Он вздрогнул. Ах нет, нет, он еще не мертвец, как ему показалось было. Жизнь кипела в нем, пробуждалась сильно и упрямо, подобно орлу среди камней.

«Надо было бы заночевать тут. Если я не вернусь к ней этой ночью, я спасен. Ну, Пауло, держись».

Он вышел из хижины и в задумчивости опустился на камень рядом с Антиоко. Закат уже окрашивал горизонт красноватым светом. Тени удлинялись — от утесов и кустарников. Листья трепетали на ветру, и казалось, на ограде дрожали солнечные блики. Вот так же и он не мог разобраться в самом себе — где тень, где свет, не мог понять, какое из его желаний было сильнее.

— Старик уже больше не в силах говорить. Началась агония. Сейчас начнем соборовать. А когда он отойдет, надо позаботиться о том, чтобы перенести его тело вниз. Надо бы… — добавил он тихо, но так и не решился закончить фразу, он хотел сказать: «Надо бы переночевать тут».

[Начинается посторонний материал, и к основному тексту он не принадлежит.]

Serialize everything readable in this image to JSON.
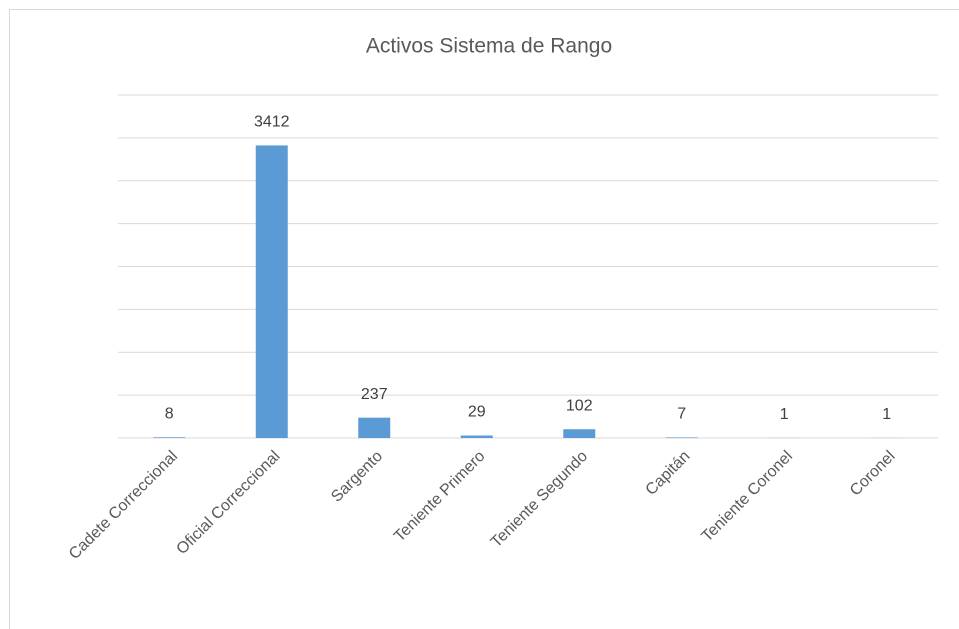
{
  "chart_data": {
    "type": "bar",
    "title": "Activos Sistema de Rango",
    "categories": [
      "Cadete Correccional",
      "Oficial Correccional",
      "Sargento",
      "Teniente Primero",
      "Teniente Segundo",
      "Capitán",
      "Teniente Coronel",
      "Coronel"
    ],
    "values": [
      8,
      3412,
      237,
      29,
      102,
      7,
      1,
      1
    ],
    "color": "#5b9bd5",
    "ylim": [
      0,
      4000
    ],
    "yticks": [
      0,
      500,
      1000,
      1500,
      2000,
      2500,
      3000,
      3500,
      4000
    ],
    "grid": true
  }
}
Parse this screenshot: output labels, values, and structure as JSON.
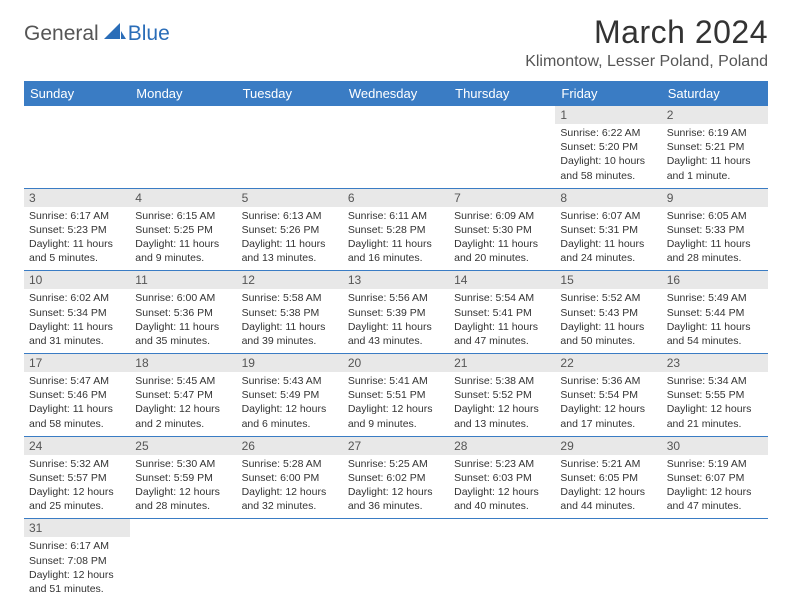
{
  "header": {
    "logo_a": "General",
    "logo_b": "Blue",
    "title": "March 2024",
    "location": "Klimontow, Lesser Poland, Poland"
  },
  "colors": {
    "header_bg": "#3a7cc4",
    "header_fg": "#ffffff",
    "daynum_bg": "#e8e8e8",
    "daynum_fg": "#555555",
    "rule": "#3a7cc4",
    "logo_accent": "#2a6db8"
  },
  "weekdays": [
    "Sunday",
    "Monday",
    "Tuesday",
    "Wednesday",
    "Thursday",
    "Friday",
    "Saturday"
  ],
  "weeks": [
    [
      null,
      null,
      null,
      null,
      null,
      {
        "n": "1",
        "sunrise": "Sunrise: 6:22 AM",
        "sunset": "Sunset: 5:20 PM",
        "daylight": "Daylight: 10 hours and 58 minutes."
      },
      {
        "n": "2",
        "sunrise": "Sunrise: 6:19 AM",
        "sunset": "Sunset: 5:21 PM",
        "daylight": "Daylight: 11 hours and 1 minute."
      }
    ],
    [
      {
        "n": "3",
        "sunrise": "Sunrise: 6:17 AM",
        "sunset": "Sunset: 5:23 PM",
        "daylight": "Daylight: 11 hours and 5 minutes."
      },
      {
        "n": "4",
        "sunrise": "Sunrise: 6:15 AM",
        "sunset": "Sunset: 5:25 PM",
        "daylight": "Daylight: 11 hours and 9 minutes."
      },
      {
        "n": "5",
        "sunrise": "Sunrise: 6:13 AM",
        "sunset": "Sunset: 5:26 PM",
        "daylight": "Daylight: 11 hours and 13 minutes."
      },
      {
        "n": "6",
        "sunrise": "Sunrise: 6:11 AM",
        "sunset": "Sunset: 5:28 PM",
        "daylight": "Daylight: 11 hours and 16 minutes."
      },
      {
        "n": "7",
        "sunrise": "Sunrise: 6:09 AM",
        "sunset": "Sunset: 5:30 PM",
        "daylight": "Daylight: 11 hours and 20 minutes."
      },
      {
        "n": "8",
        "sunrise": "Sunrise: 6:07 AM",
        "sunset": "Sunset: 5:31 PM",
        "daylight": "Daylight: 11 hours and 24 minutes."
      },
      {
        "n": "9",
        "sunrise": "Sunrise: 6:05 AM",
        "sunset": "Sunset: 5:33 PM",
        "daylight": "Daylight: 11 hours and 28 minutes."
      }
    ],
    [
      {
        "n": "10",
        "sunrise": "Sunrise: 6:02 AM",
        "sunset": "Sunset: 5:34 PM",
        "daylight": "Daylight: 11 hours and 31 minutes."
      },
      {
        "n": "11",
        "sunrise": "Sunrise: 6:00 AM",
        "sunset": "Sunset: 5:36 PM",
        "daylight": "Daylight: 11 hours and 35 minutes."
      },
      {
        "n": "12",
        "sunrise": "Sunrise: 5:58 AM",
        "sunset": "Sunset: 5:38 PM",
        "daylight": "Daylight: 11 hours and 39 minutes."
      },
      {
        "n": "13",
        "sunrise": "Sunrise: 5:56 AM",
        "sunset": "Sunset: 5:39 PM",
        "daylight": "Daylight: 11 hours and 43 minutes."
      },
      {
        "n": "14",
        "sunrise": "Sunrise: 5:54 AM",
        "sunset": "Sunset: 5:41 PM",
        "daylight": "Daylight: 11 hours and 47 minutes."
      },
      {
        "n": "15",
        "sunrise": "Sunrise: 5:52 AM",
        "sunset": "Sunset: 5:43 PM",
        "daylight": "Daylight: 11 hours and 50 minutes."
      },
      {
        "n": "16",
        "sunrise": "Sunrise: 5:49 AM",
        "sunset": "Sunset: 5:44 PM",
        "daylight": "Daylight: 11 hours and 54 minutes."
      }
    ],
    [
      {
        "n": "17",
        "sunrise": "Sunrise: 5:47 AM",
        "sunset": "Sunset: 5:46 PM",
        "daylight": "Daylight: 11 hours and 58 minutes."
      },
      {
        "n": "18",
        "sunrise": "Sunrise: 5:45 AM",
        "sunset": "Sunset: 5:47 PM",
        "daylight": "Daylight: 12 hours and 2 minutes."
      },
      {
        "n": "19",
        "sunrise": "Sunrise: 5:43 AM",
        "sunset": "Sunset: 5:49 PM",
        "daylight": "Daylight: 12 hours and 6 minutes."
      },
      {
        "n": "20",
        "sunrise": "Sunrise: 5:41 AM",
        "sunset": "Sunset: 5:51 PM",
        "daylight": "Daylight: 12 hours and 9 minutes."
      },
      {
        "n": "21",
        "sunrise": "Sunrise: 5:38 AM",
        "sunset": "Sunset: 5:52 PM",
        "daylight": "Daylight: 12 hours and 13 minutes."
      },
      {
        "n": "22",
        "sunrise": "Sunrise: 5:36 AM",
        "sunset": "Sunset: 5:54 PM",
        "daylight": "Daylight: 12 hours and 17 minutes."
      },
      {
        "n": "23",
        "sunrise": "Sunrise: 5:34 AM",
        "sunset": "Sunset: 5:55 PM",
        "daylight": "Daylight: 12 hours and 21 minutes."
      }
    ],
    [
      {
        "n": "24",
        "sunrise": "Sunrise: 5:32 AM",
        "sunset": "Sunset: 5:57 PM",
        "daylight": "Daylight: 12 hours and 25 minutes."
      },
      {
        "n": "25",
        "sunrise": "Sunrise: 5:30 AM",
        "sunset": "Sunset: 5:59 PM",
        "daylight": "Daylight: 12 hours and 28 minutes."
      },
      {
        "n": "26",
        "sunrise": "Sunrise: 5:28 AM",
        "sunset": "Sunset: 6:00 PM",
        "daylight": "Daylight: 12 hours and 32 minutes."
      },
      {
        "n": "27",
        "sunrise": "Sunrise: 5:25 AM",
        "sunset": "Sunset: 6:02 PM",
        "daylight": "Daylight: 12 hours and 36 minutes."
      },
      {
        "n": "28",
        "sunrise": "Sunrise: 5:23 AM",
        "sunset": "Sunset: 6:03 PM",
        "daylight": "Daylight: 12 hours and 40 minutes."
      },
      {
        "n": "29",
        "sunrise": "Sunrise: 5:21 AM",
        "sunset": "Sunset: 6:05 PM",
        "daylight": "Daylight: 12 hours and 44 minutes."
      },
      {
        "n": "30",
        "sunrise": "Sunrise: 5:19 AM",
        "sunset": "Sunset: 6:07 PM",
        "daylight": "Daylight: 12 hours and 47 minutes."
      }
    ],
    [
      {
        "n": "31",
        "sunrise": "Sunrise: 6:17 AM",
        "sunset": "Sunset: 7:08 PM",
        "daylight": "Daylight: 12 hours and 51 minutes."
      },
      null,
      null,
      null,
      null,
      null,
      null
    ]
  ]
}
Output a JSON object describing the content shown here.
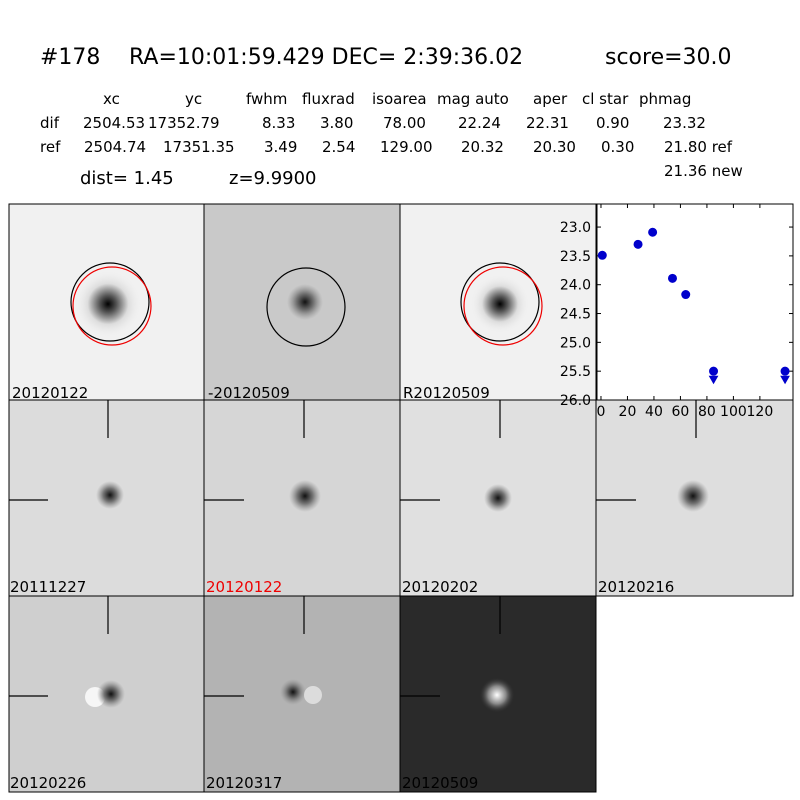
{
  "header": {
    "id": "#178",
    "coords": "RA=10:01:59.429 DEC= 2:39:36.02",
    "score": "score=30.0",
    "dist": "dist=  1.45",
    "z": "z=9.9900"
  },
  "table": {
    "columns": [
      "xc",
      "yc",
      "fwhm",
      "fluxrad",
      "isoarea",
      "mag auto",
      "aper",
      "cl star",
      "phmag"
    ],
    "rows": [
      [
        "dif",
        "2504.53",
        "17352.79",
        "8.33",
        "3.80",
        "78.00",
        "22.24",
        "22.31",
        "0.90",
        "23.32"
      ],
      [
        "ref",
        "2504.74",
        "17351.35",
        "3.49",
        "2.54",
        "129.00",
        "20.32",
        "20.30",
        "0.30",
        "21.80 ref"
      ]
    ],
    "extra": "21.36 new"
  },
  "stamps": [
    {
      "label": "20120122"
    },
    {
      "label": "-20120509"
    },
    {
      "label": "R20120509"
    },
    {
      "label": "20111227"
    },
    {
      "label": "20120122"
    },
    {
      "label": "20120202"
    },
    {
      "label": "20120216"
    },
    {
      "label": "20120226"
    },
    {
      "label": "20120317"
    },
    {
      "label": "20120509"
    }
  ],
  "chart_data": {
    "type": "scatter",
    "series": [
      {
        "color": "#0000cc",
        "marker": "circle",
        "x": [
          1,
          28,
          39,
          54,
          64,
          85,
          139
        ],
        "values": [
          23.49,
          23.3,
          23.09,
          23.89,
          24.17,
          25.5,
          25.5
        ]
      },
      {
        "color": "#0000cc",
        "marker": "triangle-down",
        "x": [
          85,
          139
        ],
        "values": [
          25.64,
          25.64
        ]
      }
    ],
    "xlim": [
      -3,
      145
    ],
    "xticks": [
      0,
      20,
      40,
      60,
      80,
      100,
      120
    ],
    "ylim": [
      26.0,
      22.6
    ],
    "yticks": [
      {
        "value": 23.0,
        "label": "23.0"
      },
      {
        "value": 23.5,
        "label": "23.5"
      },
      {
        "value": 24.0,
        "label": "24.0"
      },
      {
        "value": 24.5,
        "label": "24.5"
      },
      {
        "value": 25.0,
        "label": "25.0"
      },
      {
        "value": 25.5,
        "label": "25.5"
      },
      {
        "value": 26.0,
        "label": "26.0"
      }
    ]
  }
}
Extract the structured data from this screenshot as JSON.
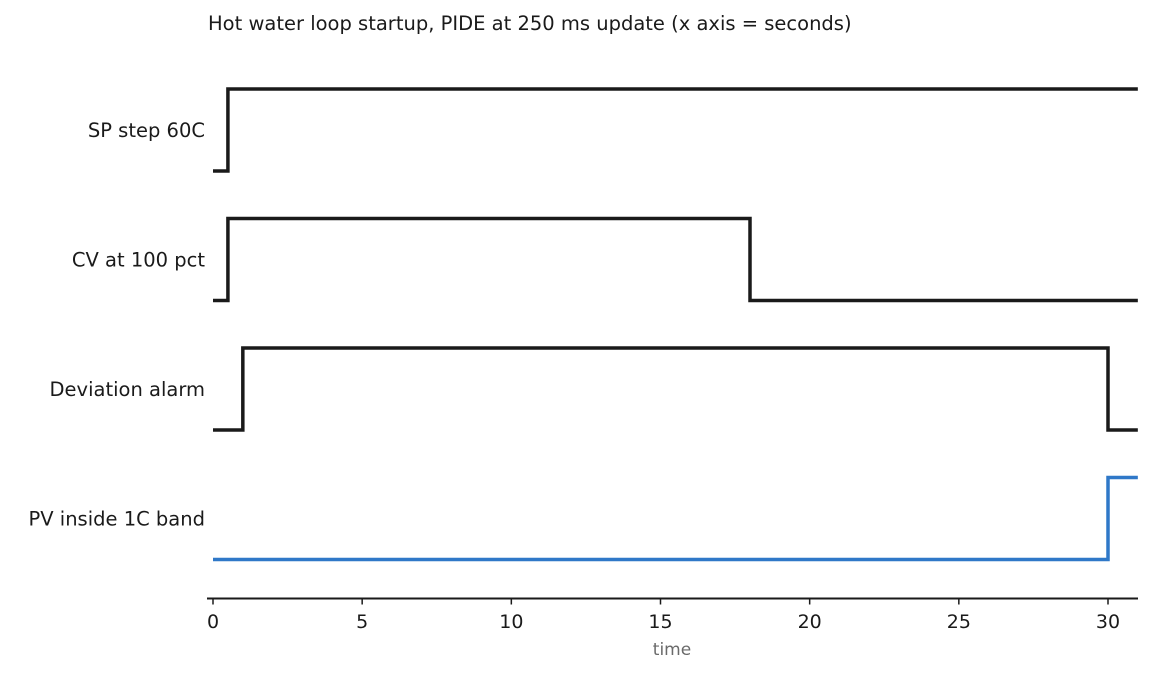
{
  "chart_data": {
    "type": "line",
    "subtype": "timing-diagram",
    "title": "Hot water loop startup, PIDE at 250 ms update (x axis = seconds)",
    "xlabel": "time",
    "ylabel": "",
    "xlim": [
      0,
      31
    ],
    "xticks": [
      0,
      5,
      10,
      15,
      20,
      25,
      30
    ],
    "grid": false,
    "legend": "none",
    "series": [
      {
        "name": "SP step 60C",
        "color": "#1a1a1a",
        "steps": [
          [
            0,
            0
          ],
          [
            0.5,
            1
          ],
          [
            31,
            1
          ]
        ]
      },
      {
        "name": "CV at 100 pct",
        "color": "#1a1a1a",
        "steps": [
          [
            0,
            0
          ],
          [
            0.5,
            1
          ],
          [
            18,
            0
          ],
          [
            31,
            0
          ]
        ]
      },
      {
        "name": "Deviation alarm",
        "color": "#1a1a1a",
        "steps": [
          [
            0,
            0
          ],
          [
            1,
            1
          ],
          [
            30,
            0
          ],
          [
            31,
            0
          ]
        ]
      },
      {
        "name": "PV inside 1C band",
        "color": "#2f78c8",
        "steps": [
          [
            0,
            0
          ],
          [
            30,
            1
          ],
          [
            31,
            1
          ]
        ]
      }
    ]
  }
}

Антиоко поднялся и приготовил все, что нужно для, соборования. Он открыл ящичек, с удовольствием щелкнув серебряными застежками, достал скатерть и чашу, развернул плащ и набросил его себе на плечи — казалось, это он священник.

Когда все было готово, они вернулись в хижину, где внук старика, стоя на коленях, поддерживал голову умирающего.

Антиоко опустился на колени с другой стороны, и полы его плаща ярким пятном легли на землю, расстелил скатерть на камне, служившем стулом. Серебряная чаша отражала красный цвет его плаща.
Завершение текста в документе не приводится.